Turnpike Road was originally known as the Nashville Road. It left Madisonville and headed northward, used mainly by the keelboat-men who hoofed it back home to Tennessee and Kentucky after disposing of their wares in New Orleans. In fact, many have come to believe it is the actual beginning of the famed Natchez Trace.


Text excerpts from the above article:

An Exciting Discovery Is Made Amongst Parish Archives

     A discovery of national import has been made by Mrs. Amos Neff, archivist working with old St. Tammany parish records in t h e basement of the courthouse. Mrs. Neff recently ran across a surveyor's map of property immediately north of Madisonville showing it to be bounded on the east. by the "Military Road" and on the west by the "Old Nashville Road".

     This is almost positive proof that the famous "Natchez Trace" did not run between Nashville, Tenn. and Natchez, Miss., but between Madisonville and Nashville. The map, dated June, 1820, was made by Gen. David Bannister Morgan of Madisonville, great grandfather of James L. Morgan, former police jury president, and second in command under General Andrew Jackson at the Battle of New Orleans.

Trace Now Parkway

     Gen. Morgan was a surveyor by profession. He mapped a great many land areas in this section of Louisiana and was familiar with roads and routes. Hence his handwritten description on the map denoting the "old Nashville Road" as a boundary is virtually indisputable.

     The Natchez Trace is now a national parkway —a beautiful route that eventually will be completed from Natchez to Nashville.  

     Now it is up to leaders in the Florida parishes to expand the trace to Madisonville from Natchez, to complete the last link—a link that was not unknown, but unproven until Mrs. Neff's discovery. Actually, a few old-timers had stated the Natchez Trace ran its course through St.

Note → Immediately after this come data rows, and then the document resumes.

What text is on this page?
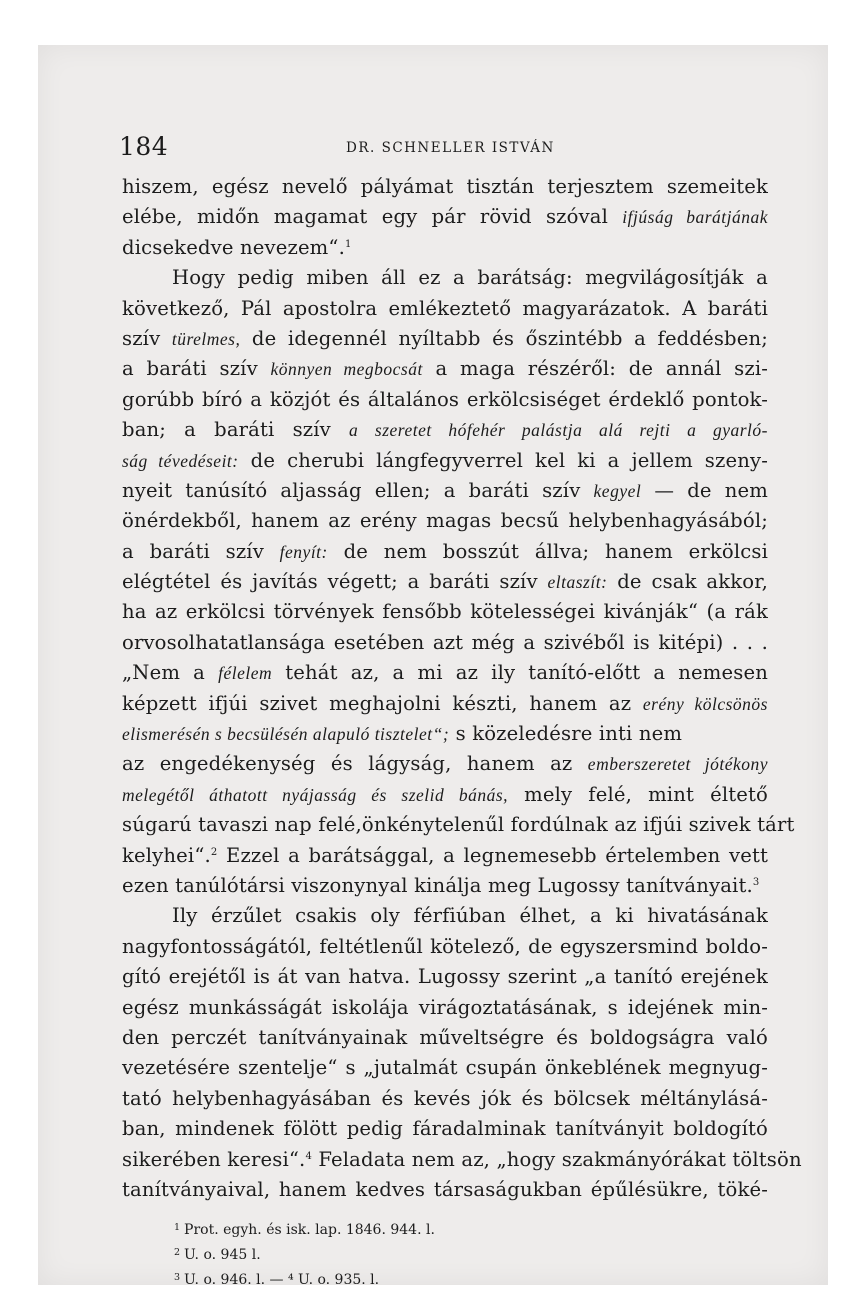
184	DR. SCHNELLER ISTVÁN
hiszem, egész nevelő pályámat tisztán terjesztem szemeitek
elébe, midőn magamat egy pár rövid szóval ifjúság barátjának
dicsekedve nevezem“.$^1$
Hogy pedig miben áll ez a barátság: megvilágosítják a
következő, Pál apostolra emlékeztető magyarázatok. A baráti
szív türelmes, de idegennél nyíltabb és őszintébb a feddésben;
a baráti szív könnyen megbocsát a maga részéről: de annál szi-
gorúbb bíró a közjót és általános erkölcsiséget érdeklő pontok-
ban; a baráti szív a szeretet hófehér palástja alá rejti a gyarló-
ság tévedéseit: de cherubi lángfegyverrel kel ki a jellem szeny-
nyeit tanúsító aljasság ellen; a baráti szív kegyel — de nem
önérdekből, hanem az erény magas becsű helybenhagyásából;
a baráti szív fenyít: de nem bosszút állva; hanem erkölcsi
elégtétel és javítás végett; a baráti szív eltaszít: de csak akkor,
ha az erkölcsi törvények fensőbb kötelességei kivánják“ (a rák
orvosolhatatlansága esetében azt még a szivéből is kitépi) . . .
„Nem a félelem tehát az, a mi az ily tanító-előtt a nemesen
képzett ifjúi szivet meghajolni készti, hanem az erény kölcsönös
elismerésén s becsülésén alapuló tisztelet“; s közeledésre inti nem
az engedékenység és lágyság, hanem az emberszeretet jótékony
melegétől áthatott nyájasság és szelid bánás, mely felé, mint éltető
súgarú tavaszi nap felé,önkénytelenűl fordúlnak az ifjúi szivek tárt
kelyhei“.$^2$ Ezzel a barátsággal, a legnemesebb értelemben vett
ezen tanúlótársi viszonynyal kinálja meg Lugossy tanítványait.$^3$
Ily érzűlet csakis oly férfiúban élhet, a ki hivatásának
nagyfontosságától, feltétlenűl kötelező, de egyszersmind boldo-
gító erejétől is át van hatva. Lugossy szerint „a tanító erejének
egész munkásságát iskolája virágoztatásának, s idejének min-
den perczét tanítványainak műveltségre és boldogságra való
vezetésére szentelje“ s „jutalmát csupán önkeblének megnyug-
tató helybenhagyásában és kevés jók és bölcsek méltánylásá-
ban, mindenek fölött pedig fáradalminak tanítványit boldogító
sikerében keresi“.$^4$ Feladata nem az, „hogy szakmányórákat töltsön
tanítványaival, hanem kedves társaságukban épűlésükre, töké-
$^1$ Prot. egyh. és isk. lap. 1846. 944. l.
$^2$ U. o. 945 l.
$^3$ U. o. 946. l. — ⁴ U. o. 935. l.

Tammany, but these were few, and no proof was available. But the fact that the Natchez Trace did go all the way to Madisonville makes sound, common sense.

     The backwoodsmen from Ohio, Kentucky and Tennessee who used the Trace mostly used it going home. They ran their skins, oils, resins and tars to New Orleans via flatboat, entering the Mississippi by way of the Ohio and Tennessee rivers.

     The Mississippi's great current carried them southward, but they couldn't get their boats back home. Luckily there was considerable demand for lumber in New Orleans, and the flatboats were made of sound materials. The bargemen, their pockets full of money, were faced with getting back home by a land route.

     The Natchez Trace, you can easily note, was the most direct way. So they took a ferry, steamer or schooner from New Orleans to Madisonville, and from there struck out on foot or on horseback. Further proof that this was the old Natchez Trace is furnished by another record excavated by Mrs. Neff.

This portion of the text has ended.